Cove, by Cynan Jones
A man. A kayak. The sea. Not much else falls within the horizons of Cynan Jones’ new novel, a masterclass in concision, in trimming away everything extraneous until what remain is a short, stark, shock of a book where every word crackles with electricity. The man goes out to sea in a kayak. He takes with him his father’s ashes to scatter. He is struck by lightning. He awakens with no memory of who he is, or how he came to be there. He must pit himself against the elements and against his pain to get back to shore.
Cove is a brief book, pushing at the lower bounds of what might be deemed a novel, but plenty lies beneath the surface of Jones’ prose, just out of view. Jones’ prose makes the familiar seem strange, with the simplest of objects taking on a new and elemental significance. The sea’s salt and the ash from the lightning strike form a “pyroclast” on the man’s skin, a volcanic flow. The man’s skin becomes imbued with the breathing of the earth. The world comes to Jones’ unnamed protagonist, his few miles of sea and his little plastic kayak. He’s hardly in a fit state to go to it.
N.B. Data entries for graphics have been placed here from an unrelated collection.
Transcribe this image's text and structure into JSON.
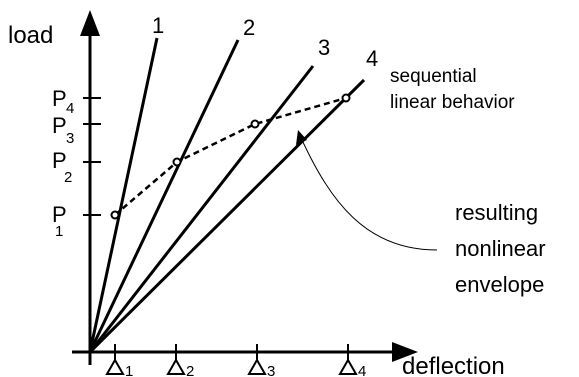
{
  "axes": {
    "y_label": "load",
    "x_label": "deflection"
  },
  "lines": [
    {
      "label": "1"
    },
    {
      "label": "2"
    },
    {
      "label": "3"
    },
    {
      "label": "4"
    }
  ],
  "load_levels": [
    {
      "letter": "P",
      "sub": "1"
    },
    {
      "letter": "P",
      "sub": "2"
    },
    {
      "letter": "P",
      "sub": "3"
    },
    {
      "letter": "P",
      "sub": "4"
    }
  ],
  "deflection_steps": [
    {
      "sub": "1"
    },
    {
      "sub": "2"
    },
    {
      "sub": "3"
    },
    {
      "sub": "4"
    }
  ],
  "annotations": {
    "sequential_line1": "sequential",
    "sequential_line2": "linear behavior",
    "envelope_line1": "resulting",
    "envelope_line2": "nonlinear",
    "envelope_line3": "envelope"
  }
}
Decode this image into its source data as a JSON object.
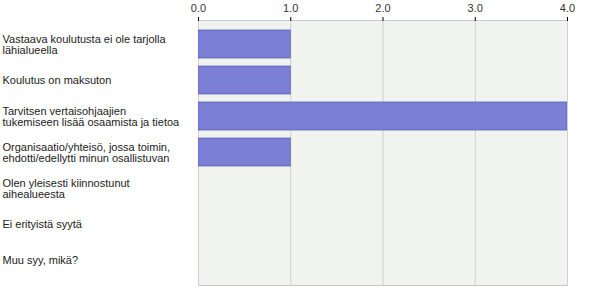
{
  "chart_data": {
    "type": "bar",
    "orientation": "horizontal",
    "categories": [
      "Vastaava koulutusta ei ole tarjolla lähialueella",
      "Koulutus on maksuton",
      "Tarvitsen vertaisohjaajien tukemiseen lisää osaamista ja tietoa",
      "Organisaatio/yhteisö, jossa toimin, ehdotti/edellytti minun osallistuvan",
      "Olen yleisesti kiinnostunut aihealueesta",
      "Ei erityistä syytä",
      "Muu syy, mikä?"
    ],
    "values": [
      1,
      1,
      4,
      1,
      0,
      0,
      0
    ],
    "color": "#7b80d6",
    "xlim": [
      0,
      4
    ],
    "xticks": [
      0,
      1,
      2,
      3,
      4
    ],
    "grid": true
  }
}
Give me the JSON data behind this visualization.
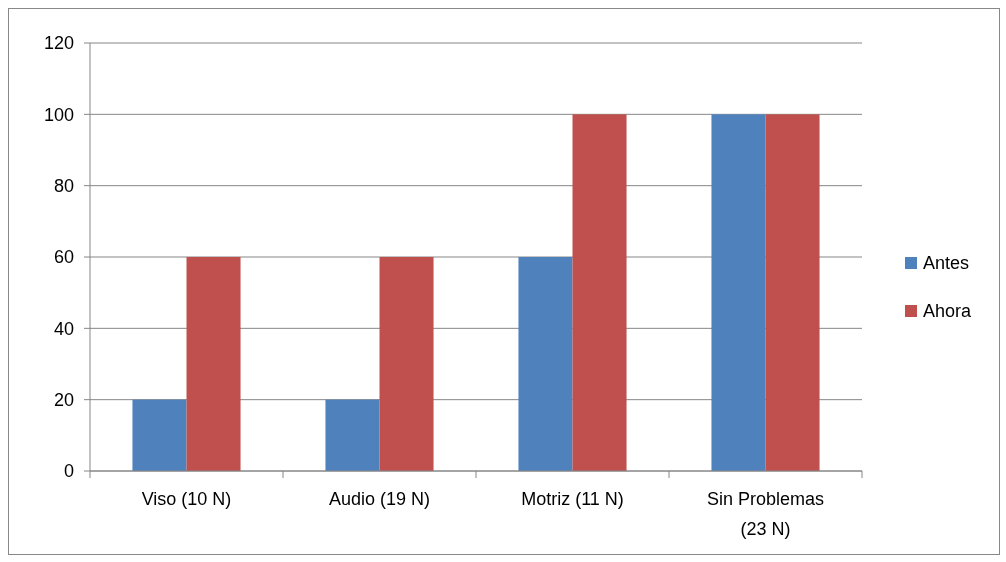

Jones’ language shimmers with a suggestive poetry. Whilst the novel’s setting and the protagonist’s struggle might lend itself to parallels with The Old Man and the Sea, Jones’ bare, sparse lyricism could not be further removed from the rhythms of Hemingway’s prose. Cove’s short, spiky paragraphs, in some case barely a line long, sit on the page looking more like poetry than prose, telling at once everything and nothing.
The power of Jones’ writing lies not in moments of shock and drama, but in the slow buildup of a dimly apprehended tension, felt in the pit of the stomach. The feeling that your water is running out. The feeling that you’re too far out from the shore. The feeling that you won’t make it back. It’s in these moments of subtle horror that Cove truly grabs you.
I was kindly provided a review copy of Cove by Granta.